The limitations of the study should be balanced against the study’s strengths. To our knowledge, this is the first routine health care study of the Swedish PAP program investigating the association between counselor support after PAP and increase in patients’ physical activity. Real-world health care studies including routine health care populations are essential to document the benefits of interventions as delivered in routine clinical practice. This type of study typically has high generalizability, clinical utility and policy relevance [55]. The study reflected real-world PAP delivery, had a relatively large sample of PAP recipients recruited, had high data quality with low internal non-response, and had a 1-year recruitment period, which reduced the risk of bias related to seasonal variations of physical activity [56]. Recruitment of participants and data collection in this study were handled by one of the researchers, therefore routine health care delivery of PAP by health care professionals and counselors was not influenced by research-related tasks.

Implications for clinical practice

Identifying patients with insufficient levels of activity might increase the quality of routine health care delivery of PAP, and allow health care counseling resources to be allocated to patients with the greatest need for increased activity.

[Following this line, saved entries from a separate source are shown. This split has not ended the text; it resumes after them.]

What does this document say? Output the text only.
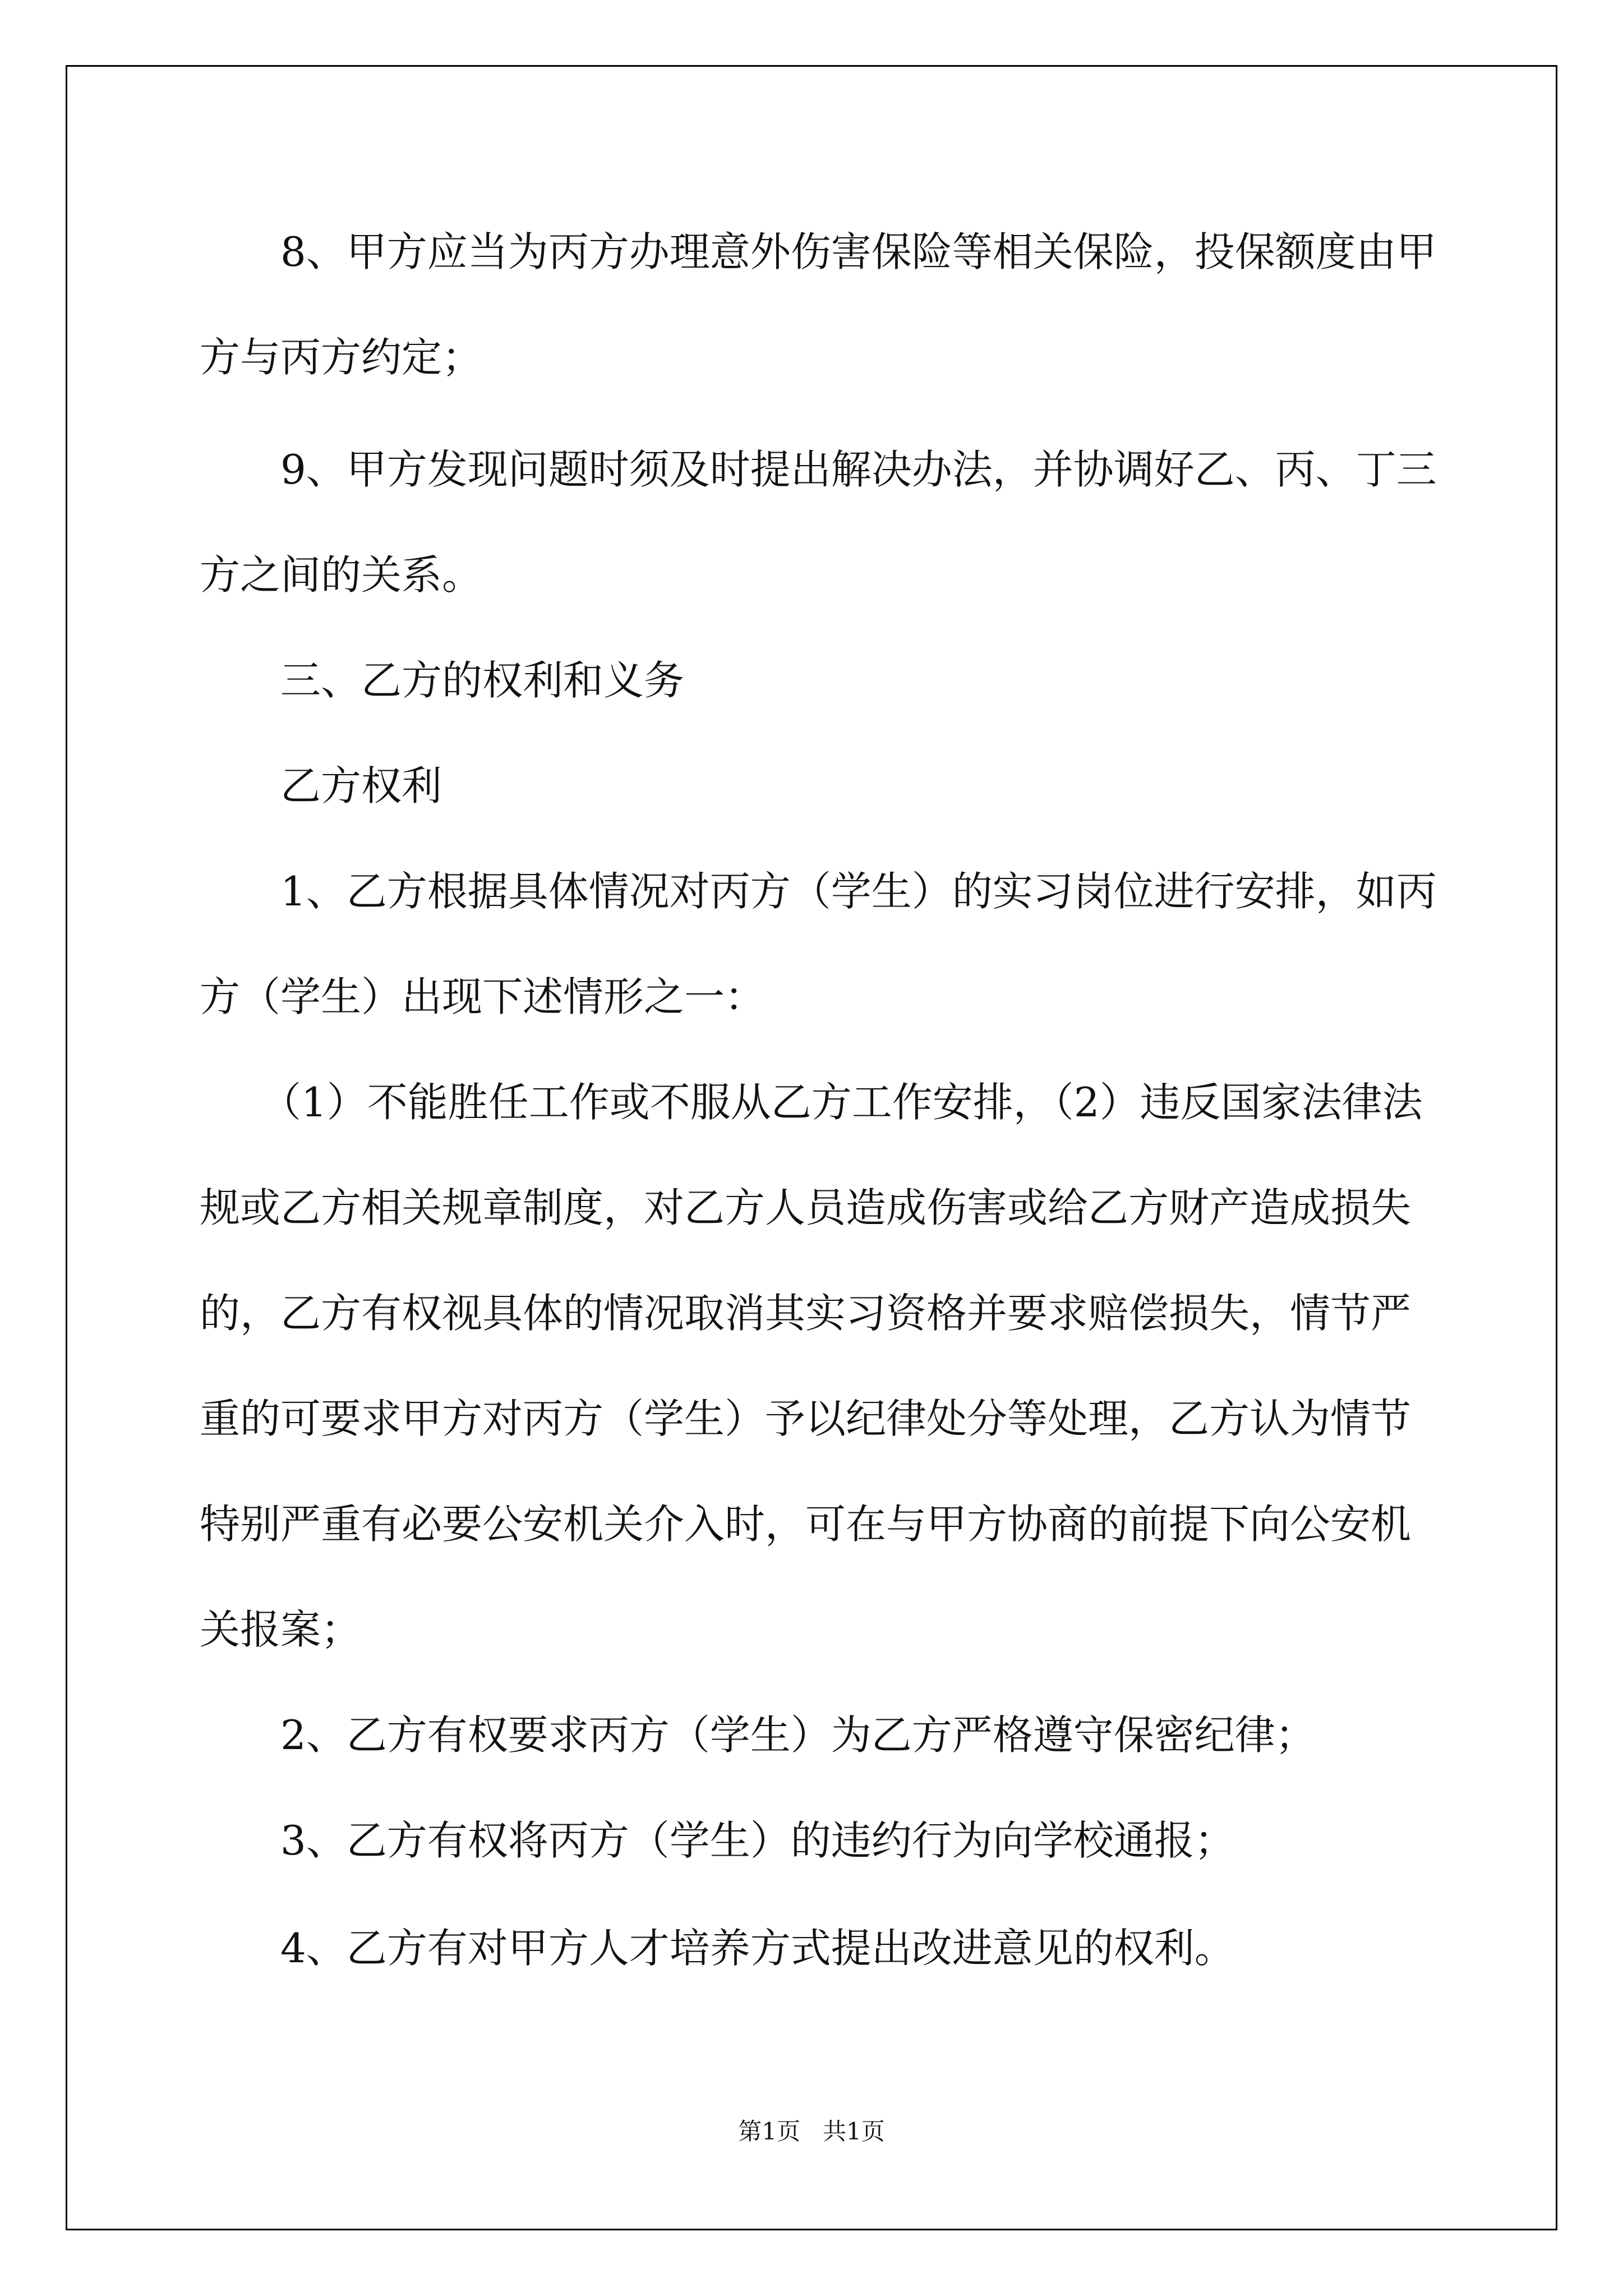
8、甲方应当为丙方办理意外伤害保险等相关保险，投保额度由甲
方与丙方约定；
9、甲方发现问题时须及时提出解决办法，并协调好乙、丙、丁三
方之间的关系。
三、乙方的权利和义务
乙方权利
1、乙方根据具体情况对丙方（学生）的实习岗位进行安排，如丙
方（学生）出现下述情形之一：
（1）不能胜任工作或不服从乙方工作安排，（2）违反国家法律法
规或乙方相关规章制度，对乙方人员造成伤害或给乙方财产造成损失
的，乙方有权视具体的情况取消其实习资格并要求赔偿损失，情节严
重的可要求甲方对丙方（学生）予以纪律处分等处理，乙方认为情节
特别严重有必要公安机关介入时，可在与甲方协商的前提下向公安机
关报案；
2、乙方有权要求丙方（学生）为乙方严格遵守保密纪律；
3、乙方有权将丙方（学生）的违约行为向学校通报；
4、乙方有对甲方人才培养方式提出改进意见的权利。
第1页   共1页
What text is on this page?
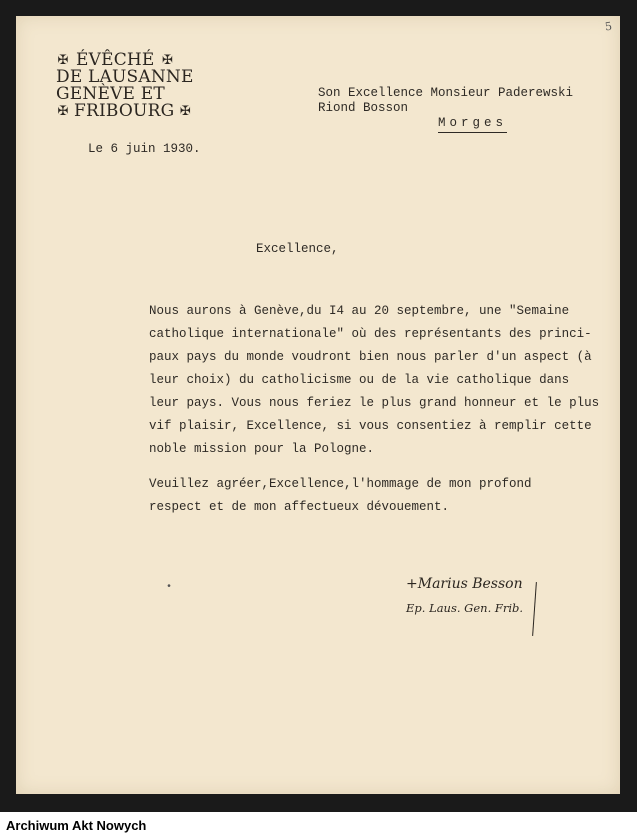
5
✠ ÉVÊCHÉ ✠
DE LAUSANNE
GENÈVE ET
✠ FRIBOURG ✠
Son Excellence Monsieur Paderewski
Riond Bosson
Morges
Le 6 juin 1930.
Excellence,

Nous aurons à Genève,du I4 au 20 septembre, une "Semaine
catholique internationale" où des représentants des princi-
paux pays du monde voudront bien nous parler d'un aspect (à
leur choix) du catholicisme ou de la vie catholique dans
leur pays. Vous nous feriez le plus grand honneur et le plus
vif plaisir, Excellence, si vous consentiez à remplir cette
noble mission pour la Pologne.

Veuillez agréer,Excellence,l'hommage de mon profond
respect et de mon affectueux dévouement.

•	+Marius Besson
Ep. Laus. Gen. Frib.
Archiwum Akt Nowych
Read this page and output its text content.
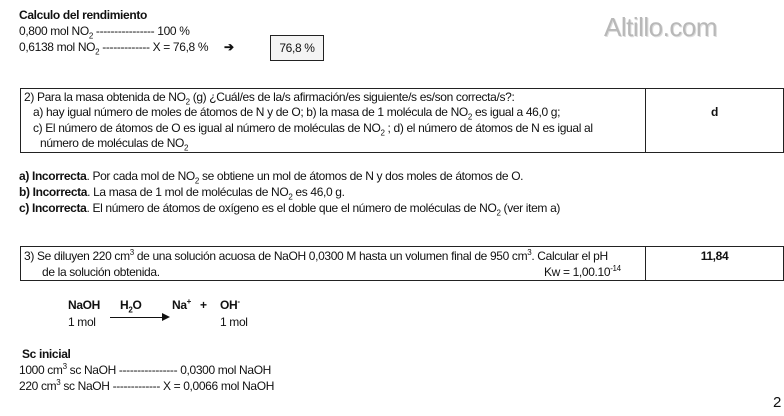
Altillo.com
Calculo del rendimiento
0,800 mol $NO_2$ ---------------- 100 %
0,6138 mol $NO_2$ ------------- X = 76,8 % ➔	76,8 %
2) Para la masa obtenida de $NO_2$ (g) ¿Cuál/es de la/s afirmación/es siguiente/s es/son correcta/s?:
a) hay igual número de moles de átomos de N y de O; b) la masa de 1 molécula de $NO_2$ es igual a 46,0 g;
c) El número de átomos de O es igual al número de moléculas de $NO_2$ ; d) el número de átomos de N es igual al
número de moléculas de $NO_2$
d
a) Incorrecta. Por cada mol de $NO_2$ se obtiene un mol de átomos de N y dos moles de átomos de O.
b) Incorrecta. La masa de 1 mol de moléculas de $NO_2$ es 46,0 g.
c) Incorrecta. El número de átomos de oxígeno es el doble que el número de moléculas de $NO_2$ (ver item a)
3) Se diluyen 220 $cm^3$ de una solución acuosa de NaOH 0,0300 M hasta un volumen final de 950 $cm^3$. Calcular el pH
de la solución obtenida.	$Kw = 1,00.10^{-14}$
11,84
NaOH $H_2O$	Na+ + OH-
1 mol	1 mol
Sc inicial
1000 $cm^3$ sc NaOH ---------------- 0,0300 mol NaOH
220 $cm^3$ sc NaOH ------------- X = 0,0066 mol NaOH
2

This study suggests a feasible method for improving the future health and well-being of patients and the results could contribute to health practitioners’ confidence in the outcomes of PAP.

Conclusion

Increased physical activity after PAP was related to low baseline activity, a positive perception of support, and use of counselor support after PAP. Qualified counseling support linked to PAP seems to be most important for achieving increased physical activity among patients with lower baseline activity.